Peruvian lawyer and politician

Gladys Mónica Triveño Chan Jan (born 19 March 1967) is a Peruvian lawyer. She was Minister of Production, from 14 May 2012 until 24 February 2014.

== Biography ==
She graduated of lawyer in the Pontificia Catholic University of the Peru (PUCP) in 1994 with a master's in Administration of Companies by the School of Businesses (ESDEN) in Madrid, Spain. She also has a degree in Strategic Direction of Finances by the University of the Pacific.

She has been general manager of the Association of Exporters of the Peru (ADEX), director and manager of Institutional Development of INDECOPI. In addition she was a consultant of the Program of the United Nations for the Development (PNUD) and of the Ministry of Economy and Finances.

In 2003 she founded Proexpansión S.R.L., a company of consulting and of investigation oriented to promote the growth of the micro, small and medium enterprises of her country (Mypes).

Further she has exercised as the chair of the PUCP.

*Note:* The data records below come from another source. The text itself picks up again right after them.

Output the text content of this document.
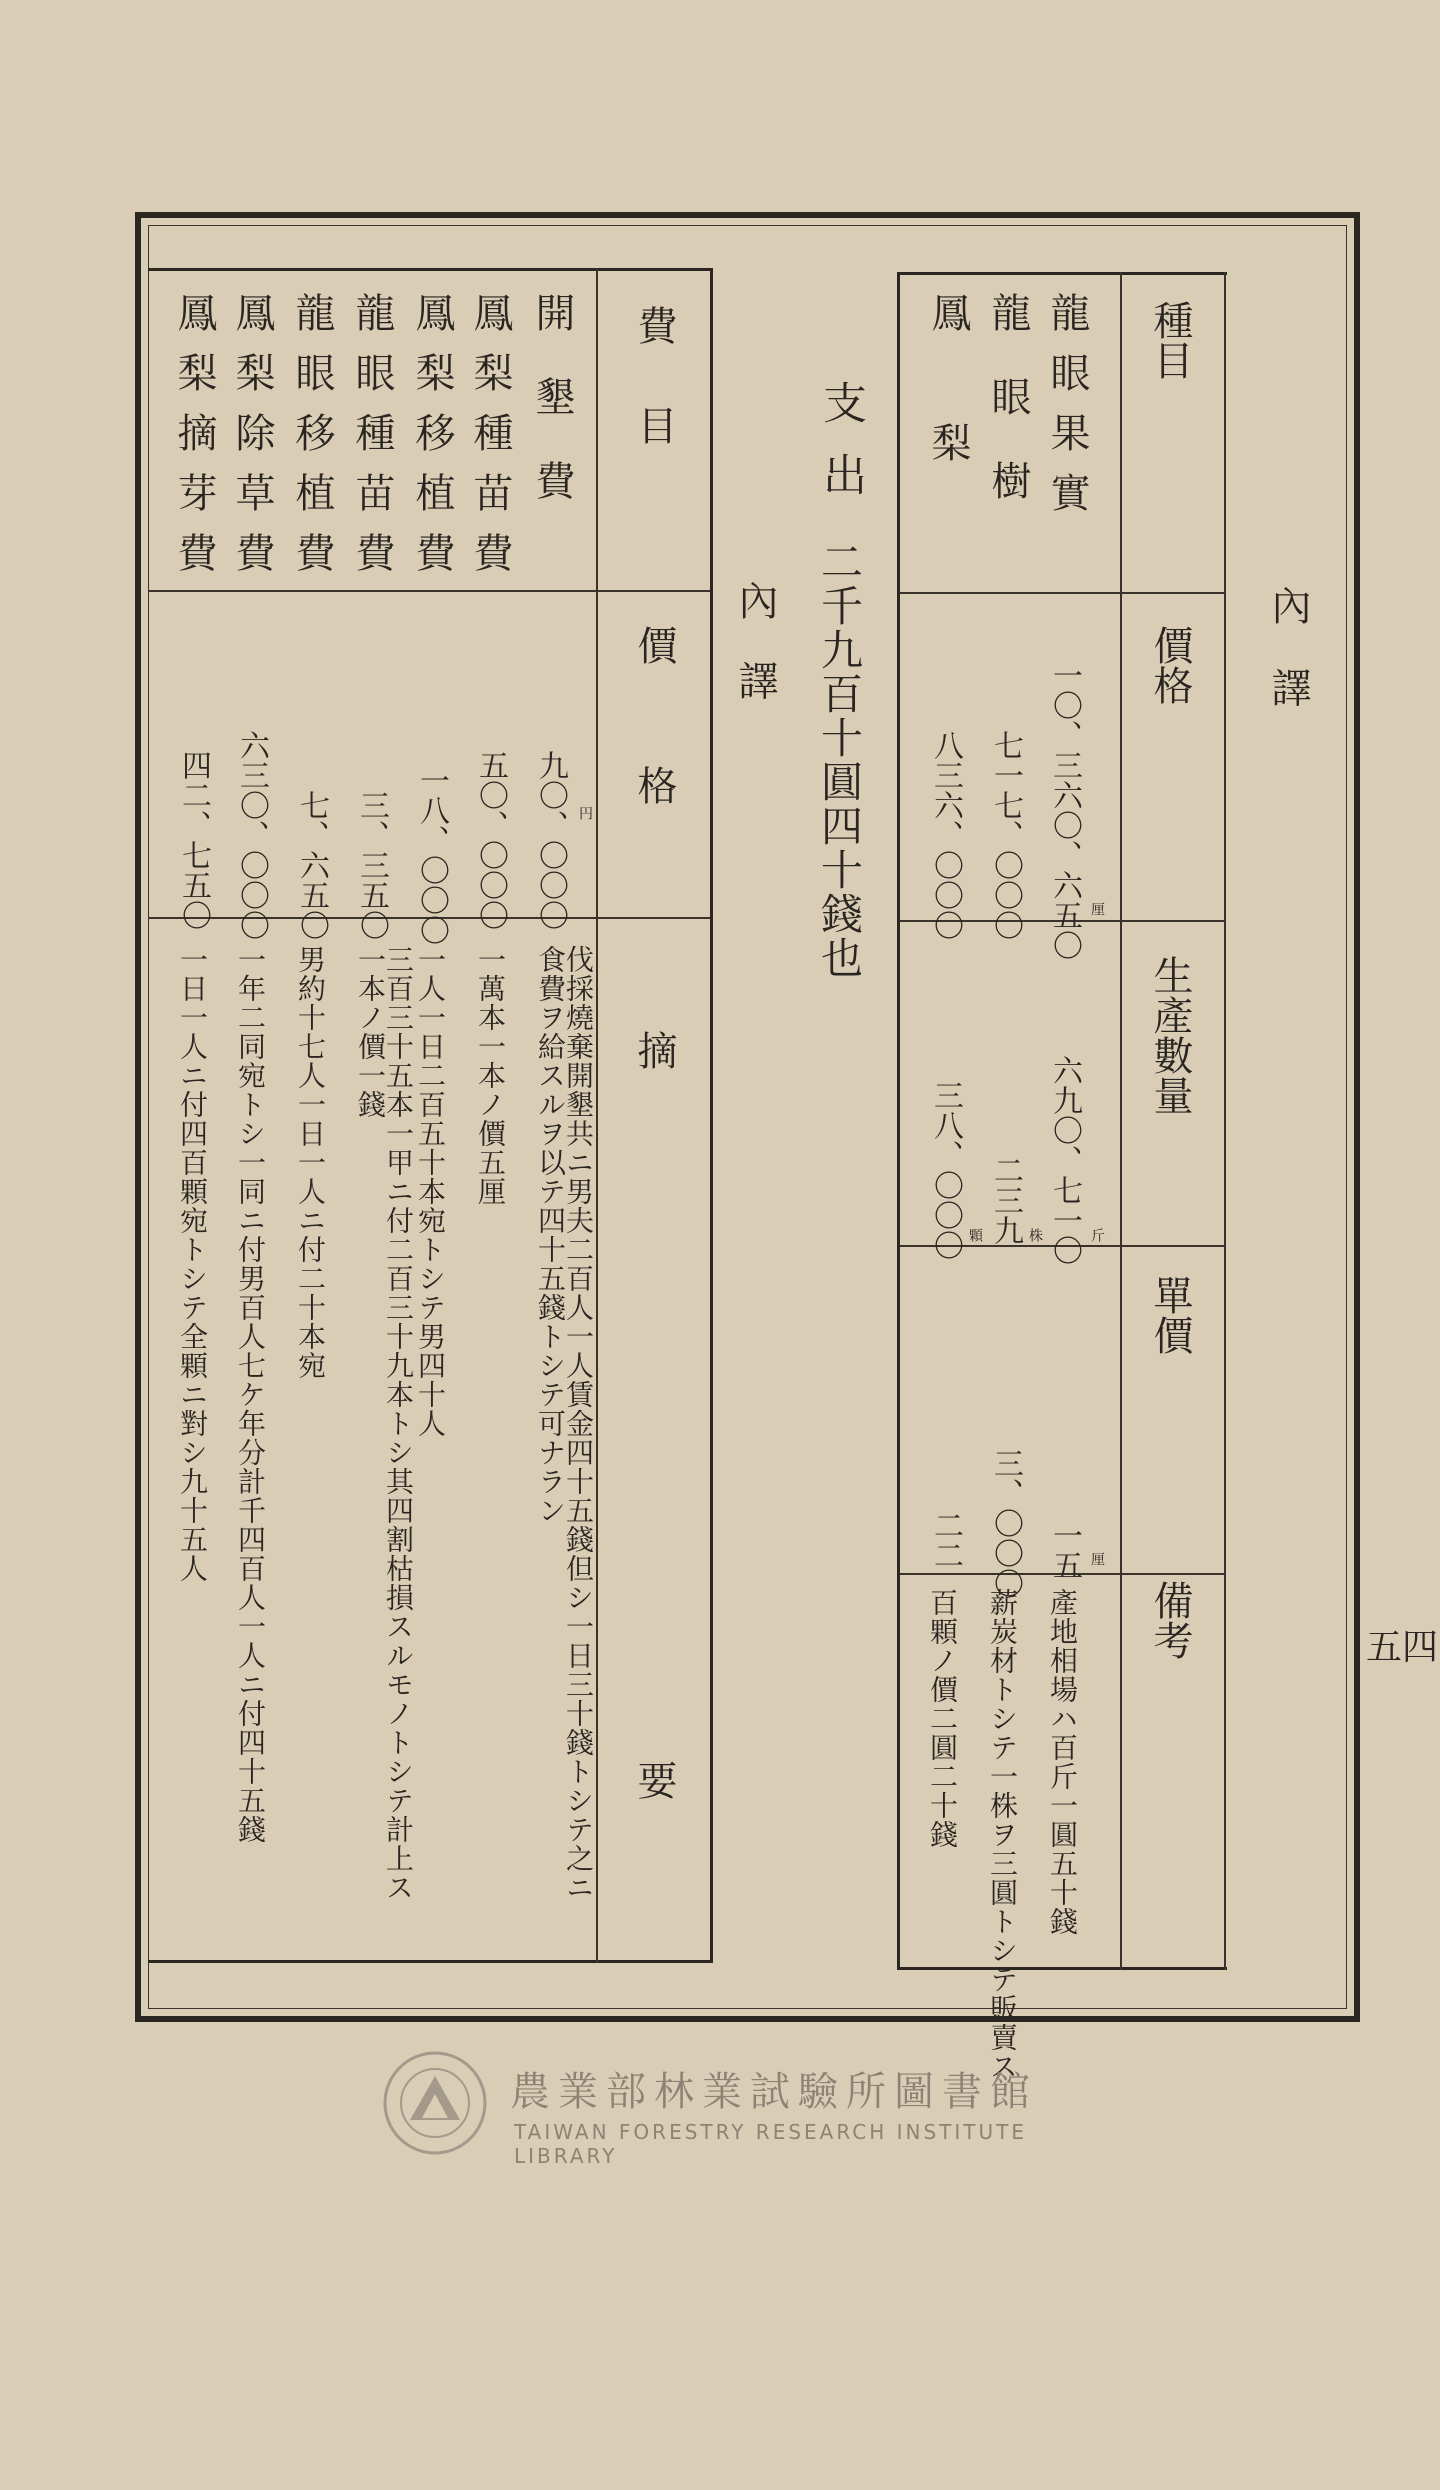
五四
內譯
種目
價格
生產數量
單價
備考
龍眼果實
一〇、三六〇、六五〇 厘
六九〇、七一〇 斤
一五 厘
產地相場ハ百斤一圓五十錢
龍眼樹
七一七、〇〇〇
二三九 株
三、〇〇〇
薪炭材トシテ一株ヲ三圓トシテ販賣ス
鳳梨
八三六、〇〇〇
三八、〇〇〇 顆
二二
百顆ノ價二圓二十錢
支出
二千九百十圓四十錢也
內譯
費目
價格
摘要
円
開墾費
九〇、〇〇〇
伐採燒棄開墾共ニ男夫二百人一人賃金四十五錢但シ一日三十錢トシテ之ニ食費ヲ給スルヲ以テ四十五錢トシテ可ナラン
鳳梨種苗費
五〇、〇〇〇
一萬本一本ノ價五厘
鳳梨移植費
一八、〇〇〇
一人一日二百五十本宛トシテ男四十人
龍眼種苗費
三、三五〇
三百三十五本一甲ニ付二百三十九本トシ其四割枯損スルモノトシテ計上ス一本ノ價一錢
龍眼移植費
七、六五〇
男約十七人一日一人ニ付二十本宛
鳳梨除草費
六三〇、〇〇〇
一年二同宛トシ一同ニ付男百人七ケ年分計千四百人一人ニ付四十五錢
鳳梨摘芽費
四二、七五〇
一日一人ニ付四百顆宛トシテ全顆ニ對シ九十五人
農業部林業試驗所圖書館
TAIWAN FORESTRY RESEARCH INSTITUTE LIBRARY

In March 2012, the government of President Ollanta Humala designated her as vice-minister of MYPE and as Industry of the Minister of Production. She then assumed the challenge to design a politics of State in favor of the Mypes to promote growth.

== Minister of the Production ==
On 14 May 2012, she was sworn in as Minister of Production in front of the President Humala, in a ceremony made in the Golden Living room of Palace of Government. She replaced José Urquizo Maggia as he gained a title in Defense. In the same ceremony she swore to Wilver Street Girón as titling of the dispatch of the Interior.